In writing Eqs. (1) and (2), one must acknowledge that the number of hologram photoelectrons, $\overline {m}_H=\overline {m}_S+\overline {m}_R$, can not exceed the pixel-well depth of the FPA, as that would lead to camera-saturation effects. This last point leads to an interesting trade space using modern-day cameras, and recent modeling and simulations efforts validated the use of these closed-form expressions [31,32]. In particular, these analyses made use of wave-optics simulations, assuming an ideal total-system efficiency (i.e., $\eta _t=100\%$), and showed that one is not guaranteed a shot-noise-limited detection regime if the pixel-well depth is on the order of $\sigma _n^2$.

Independent of being in a shot-noise-limited detection regime, recent laboratory experiments also showed that efficiency losses further limit the achievable SNR [33–35]. With Eqs. (1) and (2) in mind, these experiments showed that one can decompose the total-system efficiency, $\eta _t$, into independent multiplicative terms, which represent the various physical phenomena that induce efficiency losses.
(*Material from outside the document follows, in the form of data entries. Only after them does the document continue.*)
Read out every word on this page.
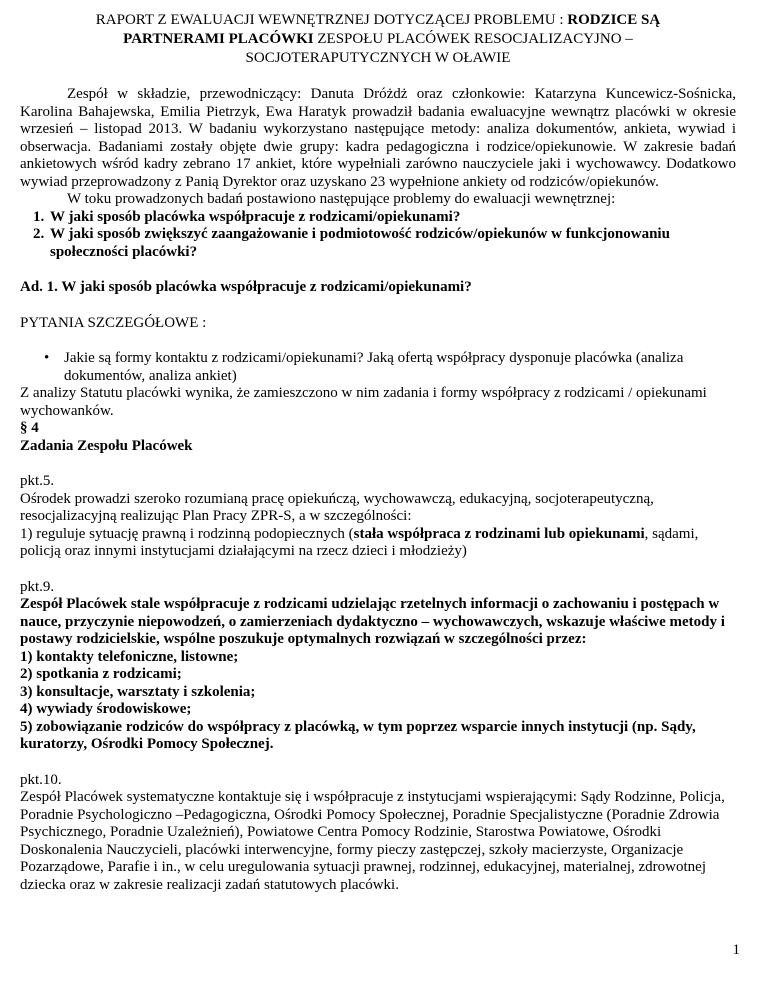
RAPORT Z EWALUACJI WEWNĘTRZNEJ DOTYCZĄCEJ PROBLEMU : RODZICE SĄ
PARTNERAMI PLACÓWKI ZESPOŁU PLACÓWEK RESOCJALIZACYJNO –
SOCJOTERAPUTYCZNYCH W OŁAWIE

Zespół w składzie, przewodniczący: Danuta Dróżdż oraz członkowie: Katarzyna Kuncewicz-Sośnicka, Karolina Bahajewska, Emilia Pietrzyk, Ewa Haratyk prowadził badania ewaluacyjne wewnątrz placówki w okresie wrzesień – listopad 2013. W badaniu wykorzystano następujące metody: analiza dokumentów, ankieta, wywiad i obserwacja. Badaniami zostały objęte dwie grupy: kadra pedagogiczna i rodzice/opiekunowie. W zakresie badań ankietowych wśród kadry zebrano 17 ankiet, które wypełniali zarówno nauczyciele jaki i wychowawcy. Dodatkowo wywiad przeprowadzony z Panią Dyrektor oraz uzyskano 23 wypełnione ankiety od rodziców/opiekunów.

W toku prowadzonych badań postawiono następujące problemy do ewaluacji wewnętrznej:

1. W jaki sposób placówka współpracuje z rodzicami/opiekunami?
2. W jaki sposób zwiększyć zaangażowanie i podmiotowość rodziców/opiekunów w funkcjonowaniu społeczności placówki?

Ad. 1. W jaki sposób placówka współpracuje z rodzicami/opiekunami?

PYTANIA SZCZEGÓŁOWE :

• Jakie są formy kontaktu z rodzicami/opiekunami? Jaką ofertą współpracy dysponuje placówka (analiza dokumentów, analiza ankiet)

Z analizy Statutu placówki wynika, że zamieszczono w nim zadania i formy współpracy z rodzicami / opiekunami wychowanków.

§ 4

Zadania Zespołu Placówek

pkt.5.

Ośrodek prowadzi szeroko rozumianą pracę opiekuńczą, wychowawczą, edukacyjną, socjoterapeutyczną, resocjalizacyjną realizując Plan Pracy ZPR-S, a w szczególności:

1) reguluje sytuację prawną i rodzinną podopiecznych (stała współpraca z rodzinami lub opiekunami, sądami, policją oraz innymi instytucjami działającymi na rzecz dzieci i młodzieży)

pkt.9.

Zespół Placówek stale współpracuje z rodzicami udzielając rzetelnych informacji o zachowaniu i postępach w nauce, przyczynie niepowodzeń, o zamierzeniach dydaktyczno – wychowawczych, wskazuje właściwe metody i postawy rodzicielskie, wspólne poszukuje optymalnych rozwiązań w szczególności przez:

1) kontakty telefoniczne, listowne;

2) spotkania z rodzicami;

3) konsultacje, warsztaty i szkolenia;

4) wywiady środowiskowe;

5) zobowiązanie rodziców do współpracy z placówką, w tym poprzez wsparcie innych instytucji (np. Sądy, kuratorzy, Ośrodki Pomocy Społecznej.

pkt.10.

Zespół Placówek systematyczne kontaktuje się i współpracuje z instytucjami wspierającymi: Sądy Rodzinne, Policja, Poradnie Psychologiczno –Pedagogiczna, Ośrodki Pomocy Społecznej, Poradnie Specjalistyczne (Poradnie Zdrowia Psychicznego, Poradnie Uzależnień), Powiatowe Centra Pomocy Rodzinie, Starostwa Powiatowe, Ośrodki Doskonalenia Nauczycieli, placówki interwencyjne, formy pieczy zastępczej, szkoły macierzyste, Organizacje Pozarządowe, Parafie i in., w celu uregulowania sytuacji prawnej, rodzinnej, edukacyjnej, materialnej, zdrowotnej dziecka oraz w zakresie realizacji zadań statutowych placówki.

1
These efficiency losses degrade the achievable SNR and are quantifiable with the appropriate digital-holography datasets and image-post-processing techniques.

Another laboratory experiment recently showed that given multi-shot digital holography data (in this case, off-axis data composed of multiple noise and scintillation realizations), one can use straight forward post processing techniques like frame subtraction and frame averaging to boost the SNRs associated with their digital-holography datasets [28]. This experiment, however, did not attempt to quantify these SNR boosts in terms of efficiency losses. In turn, we realized that such an analysis could have distinct benefits for other laboratory experiments, like those that use digital-holographic microscopy [36]. We also realized that such an analysis could have distinct benefits for field applications like long-range imaging, as previously mentioned, in addition to imaging through fog [37].

These aforementioned realizations provided the motivation needed to perform the digital-holography research presented in this paper. Put simply, we wanted to quantify the effects of straightforward image-post-processing techniques in terms of the efficiency losses that degrade the achievable SNR. In turn, we discovered that we can use frame subtraction and frame averaging, along with multi-shot digital holography data (in this case, off-axis data composed of multiple noise and speckle realizations), to achieve the shot-noise limit. Given the detailed analysis presented herein, this discovery serves as a novel contribution to the digital-holography research community. With this novelty statement in mind, it is important to note that past research efforts have claimed to achieve the shot-noise limit [38], but their definition for what this fundamental limit entails differs from the detailed analysis presented herein.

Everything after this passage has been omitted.